1)
I’m glad I moved west. Open space
suits me.
I’m closer
to a land of many shapes,
closer
to a sky whose blue-domed clarity and
mysterious talent for manifesting
a grand mountain,
only to shut it away
for weeks,
enchants me.
*
2)
In this western land
I’m learning to think differently
about trees.
They are holy.
They are a resource.
And sometimes, they impede
“progress”
and become like
fallen
3)
Nails in fences,
knots of barbed wire.
Wood, metal,
water and sky –
sing songs of working
the land.
*
*
4)
Old soul-face
presides.
1)
Mount Rainier floats serenely in the distance at a sod farm in the Sammamish Valley, 15 miles east of Seattle and a stone’s throw from the Cascade foothills. The rail line that ran up the east side of the valley is defunct. Rusted irrigation lines sit gracefully at the edge of the fields, unused.

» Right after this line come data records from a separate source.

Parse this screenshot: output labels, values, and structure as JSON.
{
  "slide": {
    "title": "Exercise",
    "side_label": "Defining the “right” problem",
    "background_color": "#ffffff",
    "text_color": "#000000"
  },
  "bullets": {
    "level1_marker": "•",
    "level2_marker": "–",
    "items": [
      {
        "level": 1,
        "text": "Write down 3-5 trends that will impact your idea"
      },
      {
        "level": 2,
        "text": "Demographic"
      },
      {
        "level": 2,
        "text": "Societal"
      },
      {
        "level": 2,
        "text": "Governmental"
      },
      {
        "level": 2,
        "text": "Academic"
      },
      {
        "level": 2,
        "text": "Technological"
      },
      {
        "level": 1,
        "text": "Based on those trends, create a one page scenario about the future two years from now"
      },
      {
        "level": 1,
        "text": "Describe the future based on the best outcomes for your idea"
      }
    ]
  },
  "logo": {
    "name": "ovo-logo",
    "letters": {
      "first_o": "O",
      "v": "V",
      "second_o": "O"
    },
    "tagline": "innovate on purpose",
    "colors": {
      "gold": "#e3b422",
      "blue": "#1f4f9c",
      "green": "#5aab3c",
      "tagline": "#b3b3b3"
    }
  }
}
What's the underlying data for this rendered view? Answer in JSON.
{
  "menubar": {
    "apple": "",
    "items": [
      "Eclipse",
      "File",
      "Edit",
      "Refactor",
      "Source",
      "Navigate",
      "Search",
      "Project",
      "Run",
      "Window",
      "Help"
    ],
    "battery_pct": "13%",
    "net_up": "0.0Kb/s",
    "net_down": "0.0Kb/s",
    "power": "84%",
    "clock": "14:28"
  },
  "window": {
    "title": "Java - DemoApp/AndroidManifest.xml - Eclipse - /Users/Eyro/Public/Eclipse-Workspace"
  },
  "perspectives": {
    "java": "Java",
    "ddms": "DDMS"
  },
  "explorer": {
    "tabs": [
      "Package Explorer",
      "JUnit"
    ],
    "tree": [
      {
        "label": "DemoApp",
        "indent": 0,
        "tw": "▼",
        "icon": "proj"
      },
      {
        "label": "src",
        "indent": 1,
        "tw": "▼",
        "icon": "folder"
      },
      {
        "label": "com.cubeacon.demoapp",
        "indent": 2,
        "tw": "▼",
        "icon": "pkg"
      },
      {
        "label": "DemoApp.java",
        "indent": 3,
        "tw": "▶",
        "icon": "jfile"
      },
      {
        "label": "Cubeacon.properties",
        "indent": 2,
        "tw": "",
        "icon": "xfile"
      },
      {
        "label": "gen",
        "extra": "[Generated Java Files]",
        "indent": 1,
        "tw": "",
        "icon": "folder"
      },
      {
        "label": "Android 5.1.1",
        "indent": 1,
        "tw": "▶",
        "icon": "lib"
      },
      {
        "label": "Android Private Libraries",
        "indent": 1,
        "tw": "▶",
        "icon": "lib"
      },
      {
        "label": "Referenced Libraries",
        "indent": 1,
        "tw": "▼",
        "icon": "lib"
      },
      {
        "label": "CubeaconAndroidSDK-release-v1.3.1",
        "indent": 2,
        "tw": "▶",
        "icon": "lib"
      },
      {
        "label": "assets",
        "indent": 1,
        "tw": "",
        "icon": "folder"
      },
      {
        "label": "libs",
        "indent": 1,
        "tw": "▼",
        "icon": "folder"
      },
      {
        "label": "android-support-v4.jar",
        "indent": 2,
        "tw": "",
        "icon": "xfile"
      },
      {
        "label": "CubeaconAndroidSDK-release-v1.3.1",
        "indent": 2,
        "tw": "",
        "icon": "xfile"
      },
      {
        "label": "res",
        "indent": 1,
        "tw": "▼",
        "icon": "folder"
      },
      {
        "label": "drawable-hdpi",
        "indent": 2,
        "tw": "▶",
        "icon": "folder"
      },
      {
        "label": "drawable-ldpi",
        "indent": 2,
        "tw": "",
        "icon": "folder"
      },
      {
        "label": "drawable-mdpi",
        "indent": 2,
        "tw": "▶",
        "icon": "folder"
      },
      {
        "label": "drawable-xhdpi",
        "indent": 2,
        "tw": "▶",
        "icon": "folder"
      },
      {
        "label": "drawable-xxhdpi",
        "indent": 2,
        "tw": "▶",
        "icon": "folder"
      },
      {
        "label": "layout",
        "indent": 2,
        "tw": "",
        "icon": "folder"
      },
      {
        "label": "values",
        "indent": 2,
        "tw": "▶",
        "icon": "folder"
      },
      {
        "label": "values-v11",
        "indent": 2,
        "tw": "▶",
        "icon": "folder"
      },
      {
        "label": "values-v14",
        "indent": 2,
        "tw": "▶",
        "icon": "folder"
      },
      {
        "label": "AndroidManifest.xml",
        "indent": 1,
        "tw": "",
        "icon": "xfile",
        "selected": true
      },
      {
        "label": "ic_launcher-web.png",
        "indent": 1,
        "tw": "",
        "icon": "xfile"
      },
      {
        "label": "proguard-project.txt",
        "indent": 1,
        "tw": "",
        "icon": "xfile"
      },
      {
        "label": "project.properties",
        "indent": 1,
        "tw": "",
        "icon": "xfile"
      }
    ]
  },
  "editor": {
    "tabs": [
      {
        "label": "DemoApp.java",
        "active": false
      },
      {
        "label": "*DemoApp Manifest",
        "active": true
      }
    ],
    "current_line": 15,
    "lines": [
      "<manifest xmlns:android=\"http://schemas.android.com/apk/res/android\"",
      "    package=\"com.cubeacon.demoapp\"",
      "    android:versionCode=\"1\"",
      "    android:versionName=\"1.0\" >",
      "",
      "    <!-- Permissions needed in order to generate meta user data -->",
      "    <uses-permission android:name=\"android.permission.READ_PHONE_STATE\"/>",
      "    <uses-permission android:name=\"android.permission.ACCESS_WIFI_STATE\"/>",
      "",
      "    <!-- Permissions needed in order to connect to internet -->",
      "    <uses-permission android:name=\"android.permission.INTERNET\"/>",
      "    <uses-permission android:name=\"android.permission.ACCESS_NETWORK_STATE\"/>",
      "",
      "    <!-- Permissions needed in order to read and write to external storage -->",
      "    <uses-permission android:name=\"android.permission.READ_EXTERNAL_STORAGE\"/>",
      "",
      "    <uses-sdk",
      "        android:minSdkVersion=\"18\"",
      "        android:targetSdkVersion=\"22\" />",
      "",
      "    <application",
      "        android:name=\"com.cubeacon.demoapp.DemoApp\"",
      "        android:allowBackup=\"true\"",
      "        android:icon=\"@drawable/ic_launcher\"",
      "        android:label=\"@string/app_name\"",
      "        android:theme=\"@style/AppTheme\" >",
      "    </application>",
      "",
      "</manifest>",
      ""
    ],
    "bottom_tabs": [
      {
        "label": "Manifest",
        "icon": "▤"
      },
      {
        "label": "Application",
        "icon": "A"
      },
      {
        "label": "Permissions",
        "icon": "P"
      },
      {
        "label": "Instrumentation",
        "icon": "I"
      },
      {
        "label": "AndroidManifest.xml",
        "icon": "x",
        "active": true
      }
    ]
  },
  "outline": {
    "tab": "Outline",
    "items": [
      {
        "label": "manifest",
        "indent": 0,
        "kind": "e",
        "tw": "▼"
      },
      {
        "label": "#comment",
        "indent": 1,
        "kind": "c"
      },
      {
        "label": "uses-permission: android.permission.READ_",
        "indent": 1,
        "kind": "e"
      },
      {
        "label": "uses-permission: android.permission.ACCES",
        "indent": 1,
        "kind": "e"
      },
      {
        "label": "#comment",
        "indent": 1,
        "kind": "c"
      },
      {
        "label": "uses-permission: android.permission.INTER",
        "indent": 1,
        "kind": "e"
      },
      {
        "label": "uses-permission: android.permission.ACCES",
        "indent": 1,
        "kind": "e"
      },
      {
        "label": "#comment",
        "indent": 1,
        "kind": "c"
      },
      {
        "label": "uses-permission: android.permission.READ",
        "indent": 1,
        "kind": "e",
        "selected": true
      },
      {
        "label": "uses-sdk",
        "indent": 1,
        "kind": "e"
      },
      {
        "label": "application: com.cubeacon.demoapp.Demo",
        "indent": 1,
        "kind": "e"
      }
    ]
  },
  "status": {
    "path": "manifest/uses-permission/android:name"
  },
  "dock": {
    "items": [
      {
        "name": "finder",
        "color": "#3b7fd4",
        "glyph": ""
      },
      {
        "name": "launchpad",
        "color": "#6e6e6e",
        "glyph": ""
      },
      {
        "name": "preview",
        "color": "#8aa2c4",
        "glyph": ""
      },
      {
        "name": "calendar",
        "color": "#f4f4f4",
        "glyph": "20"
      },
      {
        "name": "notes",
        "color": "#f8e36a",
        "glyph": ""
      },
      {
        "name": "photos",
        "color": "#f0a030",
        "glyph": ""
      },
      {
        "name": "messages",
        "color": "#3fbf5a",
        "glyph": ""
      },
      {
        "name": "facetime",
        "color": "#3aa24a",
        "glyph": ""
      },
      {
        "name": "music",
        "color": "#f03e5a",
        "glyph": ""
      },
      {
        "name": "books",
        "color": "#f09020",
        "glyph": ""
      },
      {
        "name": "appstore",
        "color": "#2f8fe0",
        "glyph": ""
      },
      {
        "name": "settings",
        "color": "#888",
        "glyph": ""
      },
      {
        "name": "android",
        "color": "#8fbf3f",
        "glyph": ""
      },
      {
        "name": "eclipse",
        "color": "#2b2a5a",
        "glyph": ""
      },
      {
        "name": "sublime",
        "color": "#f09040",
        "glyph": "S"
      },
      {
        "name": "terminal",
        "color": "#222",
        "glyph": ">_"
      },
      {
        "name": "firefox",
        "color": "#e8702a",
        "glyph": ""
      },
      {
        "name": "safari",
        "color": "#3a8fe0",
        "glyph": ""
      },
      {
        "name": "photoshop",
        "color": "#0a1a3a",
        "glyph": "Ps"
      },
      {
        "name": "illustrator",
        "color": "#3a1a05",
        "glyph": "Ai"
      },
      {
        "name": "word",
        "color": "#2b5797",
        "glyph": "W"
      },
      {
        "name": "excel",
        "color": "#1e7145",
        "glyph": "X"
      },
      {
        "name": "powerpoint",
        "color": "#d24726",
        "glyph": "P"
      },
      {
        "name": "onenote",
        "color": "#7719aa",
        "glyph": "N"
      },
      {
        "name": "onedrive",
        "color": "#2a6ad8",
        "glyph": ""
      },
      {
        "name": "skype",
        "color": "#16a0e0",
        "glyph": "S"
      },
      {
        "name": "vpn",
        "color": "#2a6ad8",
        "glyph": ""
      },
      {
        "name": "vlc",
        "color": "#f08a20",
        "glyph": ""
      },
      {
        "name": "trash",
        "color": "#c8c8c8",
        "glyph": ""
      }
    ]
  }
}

There is great beauty here.
2)
Douglas fir, the ubiquitous evergreen that draws its jagged silhouette across so many Pacific northwest horizons, is being cleared from a Botanic Garden outside Seattle to make room for “a new visitor center, expansion of the current parking lot, and landscape improvements.” It’s hard to wrap my head around that load of logs, but I’m trying.
3)
Ambling down a path built on an old rail bed in the Snoqualmie Valley, I feel grounded and refreshed. The way cuts a straight path alongside wet fields dotted with sagging barns, tall trees, cattle, and swallows. Old fences hem quiet pastures where wild ducks hide in the puddles and mountain vistas command the horizon. The marks we leave on the land out here seem lighter, more reasonable. I cruise a narrow farm road that dead-ends in wide fields. It’s quiet on a weekday afternoon, touched with lambent light and sweet, earthy odors.
4)
A garden Buddha smiles at a local nursery, where most of the thousands of flowers, trees and vegetables are grown on site. It’s good to live in a place where all I have to do is take short drive to see some of the products on view in city markets growing in the ground.